A quarter (25%) of fixed-rate mortgages come with cashback, down from just over a third (34%) in March 2023.

However, while the proportions of fixed-rate mortgages on the market offering certain perks have decreased over the past year, the number of fixed-rate mortgages available generally has increased. This general increase in the number of deals available has meant that the number of deals offering perks has increased.

So, for example, while the percentage of fixed-rate mortgages on the market with no product fee has decreased, the number of mortgages with no product fee has increased, from 1,551 at the start of March 2023 (representing 43% of the fixed-rate market at that time), to 1,845 (representing 35% of the current market).

Rachel Springall, a finance expert at, said: “Borrowers concerned about rising fixed mortgage rates would be wise not to rush when comparing deals and ensure they consider the overall true cost package, as the average mortgage fee has crept up.

“There is an abundance of deals to suit different needs, some may be headline-grabbing rates, but these can also charge a high up-front fee.”

She continued: “Those borrowers looking to remortgage right now will find some of the lowest rates will cost them more than £1,000 in a product fee, but a mortgage with a slightly higher initial fixed rate and lower product fee could be a better package, based on true cost.

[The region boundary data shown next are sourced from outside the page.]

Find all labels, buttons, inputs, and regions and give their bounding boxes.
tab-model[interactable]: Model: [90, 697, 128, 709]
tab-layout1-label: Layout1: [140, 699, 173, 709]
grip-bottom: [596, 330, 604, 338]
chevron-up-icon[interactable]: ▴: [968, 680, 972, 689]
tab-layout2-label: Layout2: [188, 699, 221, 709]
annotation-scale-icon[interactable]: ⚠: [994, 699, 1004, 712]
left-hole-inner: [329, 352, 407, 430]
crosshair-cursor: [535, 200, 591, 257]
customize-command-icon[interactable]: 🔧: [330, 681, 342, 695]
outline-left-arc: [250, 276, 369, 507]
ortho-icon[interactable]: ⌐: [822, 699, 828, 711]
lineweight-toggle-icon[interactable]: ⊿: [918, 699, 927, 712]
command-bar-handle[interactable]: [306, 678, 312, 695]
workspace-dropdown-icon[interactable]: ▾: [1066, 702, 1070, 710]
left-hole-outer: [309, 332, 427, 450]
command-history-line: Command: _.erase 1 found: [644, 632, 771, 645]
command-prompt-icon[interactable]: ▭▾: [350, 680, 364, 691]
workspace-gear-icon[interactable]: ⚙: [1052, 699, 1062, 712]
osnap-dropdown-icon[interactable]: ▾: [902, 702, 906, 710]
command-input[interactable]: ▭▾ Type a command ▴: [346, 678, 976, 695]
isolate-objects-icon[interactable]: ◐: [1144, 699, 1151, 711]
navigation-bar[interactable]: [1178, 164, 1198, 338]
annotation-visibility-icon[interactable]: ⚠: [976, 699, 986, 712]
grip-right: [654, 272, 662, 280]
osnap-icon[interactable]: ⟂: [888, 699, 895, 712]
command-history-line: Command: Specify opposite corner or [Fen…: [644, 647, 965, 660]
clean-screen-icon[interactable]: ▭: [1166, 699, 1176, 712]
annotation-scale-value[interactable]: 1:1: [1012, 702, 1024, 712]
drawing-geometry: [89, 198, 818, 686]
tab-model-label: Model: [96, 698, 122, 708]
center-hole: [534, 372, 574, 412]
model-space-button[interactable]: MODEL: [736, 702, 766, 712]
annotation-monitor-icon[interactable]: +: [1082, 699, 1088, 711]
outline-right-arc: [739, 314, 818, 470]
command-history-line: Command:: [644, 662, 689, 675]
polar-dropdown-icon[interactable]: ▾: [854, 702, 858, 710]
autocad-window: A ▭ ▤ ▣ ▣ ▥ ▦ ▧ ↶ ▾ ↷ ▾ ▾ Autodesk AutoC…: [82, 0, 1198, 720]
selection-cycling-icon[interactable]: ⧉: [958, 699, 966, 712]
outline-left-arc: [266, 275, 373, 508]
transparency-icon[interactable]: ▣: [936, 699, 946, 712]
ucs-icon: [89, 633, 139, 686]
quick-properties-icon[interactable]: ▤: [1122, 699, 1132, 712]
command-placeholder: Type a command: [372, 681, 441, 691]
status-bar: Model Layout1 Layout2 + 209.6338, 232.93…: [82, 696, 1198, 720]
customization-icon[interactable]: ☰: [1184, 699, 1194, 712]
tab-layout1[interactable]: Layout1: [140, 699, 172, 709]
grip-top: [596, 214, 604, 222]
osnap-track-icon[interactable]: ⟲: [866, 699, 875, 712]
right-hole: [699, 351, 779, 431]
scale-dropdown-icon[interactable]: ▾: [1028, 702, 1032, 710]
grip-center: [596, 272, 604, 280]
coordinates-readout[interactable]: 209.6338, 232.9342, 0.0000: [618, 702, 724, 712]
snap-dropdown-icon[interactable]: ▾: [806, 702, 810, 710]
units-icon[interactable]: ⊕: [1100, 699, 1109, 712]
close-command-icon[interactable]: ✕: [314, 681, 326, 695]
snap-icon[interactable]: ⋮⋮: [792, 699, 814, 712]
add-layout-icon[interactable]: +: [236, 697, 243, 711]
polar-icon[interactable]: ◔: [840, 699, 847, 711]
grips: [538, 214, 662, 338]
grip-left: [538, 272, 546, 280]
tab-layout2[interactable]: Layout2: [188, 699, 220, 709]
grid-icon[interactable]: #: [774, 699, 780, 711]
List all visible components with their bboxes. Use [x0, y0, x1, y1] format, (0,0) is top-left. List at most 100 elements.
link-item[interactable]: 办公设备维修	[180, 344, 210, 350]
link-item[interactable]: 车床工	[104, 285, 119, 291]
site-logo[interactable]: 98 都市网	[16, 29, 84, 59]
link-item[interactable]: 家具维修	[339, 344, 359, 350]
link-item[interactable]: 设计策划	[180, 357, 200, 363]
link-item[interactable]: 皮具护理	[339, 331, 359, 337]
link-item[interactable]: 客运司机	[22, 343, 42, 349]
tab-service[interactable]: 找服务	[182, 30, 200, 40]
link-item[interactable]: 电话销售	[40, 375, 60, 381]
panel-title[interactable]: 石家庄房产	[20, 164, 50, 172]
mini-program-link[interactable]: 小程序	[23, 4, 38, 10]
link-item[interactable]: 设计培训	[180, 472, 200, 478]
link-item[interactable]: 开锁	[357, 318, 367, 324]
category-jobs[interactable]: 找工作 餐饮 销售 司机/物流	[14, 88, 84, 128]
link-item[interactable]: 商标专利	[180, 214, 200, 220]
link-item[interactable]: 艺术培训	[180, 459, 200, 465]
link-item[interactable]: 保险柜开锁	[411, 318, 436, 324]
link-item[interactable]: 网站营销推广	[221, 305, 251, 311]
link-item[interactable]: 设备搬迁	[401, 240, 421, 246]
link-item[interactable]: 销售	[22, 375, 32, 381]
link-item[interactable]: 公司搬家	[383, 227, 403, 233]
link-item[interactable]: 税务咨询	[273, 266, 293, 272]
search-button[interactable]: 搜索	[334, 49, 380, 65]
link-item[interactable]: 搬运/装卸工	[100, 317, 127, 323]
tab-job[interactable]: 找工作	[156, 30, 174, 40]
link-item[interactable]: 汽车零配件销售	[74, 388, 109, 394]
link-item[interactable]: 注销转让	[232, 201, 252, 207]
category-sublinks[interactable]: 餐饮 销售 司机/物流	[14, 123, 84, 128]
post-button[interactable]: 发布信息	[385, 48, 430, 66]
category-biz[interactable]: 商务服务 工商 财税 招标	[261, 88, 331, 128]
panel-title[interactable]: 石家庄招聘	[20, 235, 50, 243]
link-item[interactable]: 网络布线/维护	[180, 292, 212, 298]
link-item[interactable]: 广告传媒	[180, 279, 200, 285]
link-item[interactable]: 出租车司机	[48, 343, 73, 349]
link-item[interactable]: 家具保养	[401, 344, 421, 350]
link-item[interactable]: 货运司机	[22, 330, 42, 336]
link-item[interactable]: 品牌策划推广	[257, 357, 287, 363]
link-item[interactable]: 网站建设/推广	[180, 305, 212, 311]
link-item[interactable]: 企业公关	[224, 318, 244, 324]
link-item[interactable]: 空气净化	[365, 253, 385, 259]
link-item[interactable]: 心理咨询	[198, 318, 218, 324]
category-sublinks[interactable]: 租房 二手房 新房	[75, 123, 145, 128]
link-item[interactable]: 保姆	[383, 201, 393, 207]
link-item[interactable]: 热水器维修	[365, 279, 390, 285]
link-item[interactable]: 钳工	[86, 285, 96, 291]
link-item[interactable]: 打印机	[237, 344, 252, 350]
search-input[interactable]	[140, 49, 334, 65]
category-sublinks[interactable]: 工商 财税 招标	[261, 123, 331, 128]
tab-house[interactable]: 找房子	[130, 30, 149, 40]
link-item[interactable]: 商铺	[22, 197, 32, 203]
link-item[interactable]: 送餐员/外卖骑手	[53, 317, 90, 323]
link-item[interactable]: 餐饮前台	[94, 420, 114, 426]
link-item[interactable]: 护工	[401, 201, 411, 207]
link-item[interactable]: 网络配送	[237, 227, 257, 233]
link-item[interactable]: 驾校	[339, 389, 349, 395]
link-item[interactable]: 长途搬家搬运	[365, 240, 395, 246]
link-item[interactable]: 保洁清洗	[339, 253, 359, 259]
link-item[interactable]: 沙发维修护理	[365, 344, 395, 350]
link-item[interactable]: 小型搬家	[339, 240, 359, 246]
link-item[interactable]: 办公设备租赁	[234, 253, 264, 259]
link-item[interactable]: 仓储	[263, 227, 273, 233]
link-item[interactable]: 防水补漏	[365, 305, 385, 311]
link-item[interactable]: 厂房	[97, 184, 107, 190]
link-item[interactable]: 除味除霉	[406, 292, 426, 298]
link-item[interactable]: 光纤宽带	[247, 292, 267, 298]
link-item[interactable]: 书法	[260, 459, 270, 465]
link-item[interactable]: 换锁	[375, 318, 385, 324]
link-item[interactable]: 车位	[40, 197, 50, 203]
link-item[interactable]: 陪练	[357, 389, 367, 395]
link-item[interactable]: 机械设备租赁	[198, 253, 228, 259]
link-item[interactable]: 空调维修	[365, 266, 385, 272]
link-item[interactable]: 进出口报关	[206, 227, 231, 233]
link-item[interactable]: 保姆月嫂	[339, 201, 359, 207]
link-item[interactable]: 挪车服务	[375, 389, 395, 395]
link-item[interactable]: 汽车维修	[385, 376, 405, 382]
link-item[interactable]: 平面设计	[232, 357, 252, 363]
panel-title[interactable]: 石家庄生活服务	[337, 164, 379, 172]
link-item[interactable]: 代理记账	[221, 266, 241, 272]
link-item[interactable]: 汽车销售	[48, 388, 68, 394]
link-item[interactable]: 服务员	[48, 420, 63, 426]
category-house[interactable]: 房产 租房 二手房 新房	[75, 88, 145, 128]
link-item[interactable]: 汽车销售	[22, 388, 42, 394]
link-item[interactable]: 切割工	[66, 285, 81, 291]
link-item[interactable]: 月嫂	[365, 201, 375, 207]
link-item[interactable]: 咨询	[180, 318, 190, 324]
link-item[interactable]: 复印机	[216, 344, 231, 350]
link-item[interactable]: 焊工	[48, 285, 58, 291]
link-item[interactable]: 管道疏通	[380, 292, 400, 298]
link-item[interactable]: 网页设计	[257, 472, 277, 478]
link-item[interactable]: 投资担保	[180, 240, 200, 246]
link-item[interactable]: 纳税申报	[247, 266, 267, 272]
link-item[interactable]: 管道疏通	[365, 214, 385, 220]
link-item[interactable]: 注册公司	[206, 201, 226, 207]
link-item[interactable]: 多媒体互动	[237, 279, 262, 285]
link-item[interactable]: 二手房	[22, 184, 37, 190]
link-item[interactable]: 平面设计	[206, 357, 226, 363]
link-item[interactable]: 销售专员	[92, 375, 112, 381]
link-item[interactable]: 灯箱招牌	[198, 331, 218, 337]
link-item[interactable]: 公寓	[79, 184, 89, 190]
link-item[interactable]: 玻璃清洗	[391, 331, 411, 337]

“Mortgage interest rates remain volatile, and this may well be the case for the next few weeks. However, even if borrowers lock into a rate that’s slightly higher than what may have been available a few weeks ago, borrowers could still get an attractive package by finding a deal that has some cost-saving incentives, a reasonable product fee, or no fee, and maybe even cashback.”

Ms Springall added: “First-time buyers might need to save on the upfront cost of their deal or opt for a mortgage that comes with a bundle of incentives, such as cashback. These packages may be more suitable if new buyers have exhausted all their savings on a deposit, removal and furnishing costs.”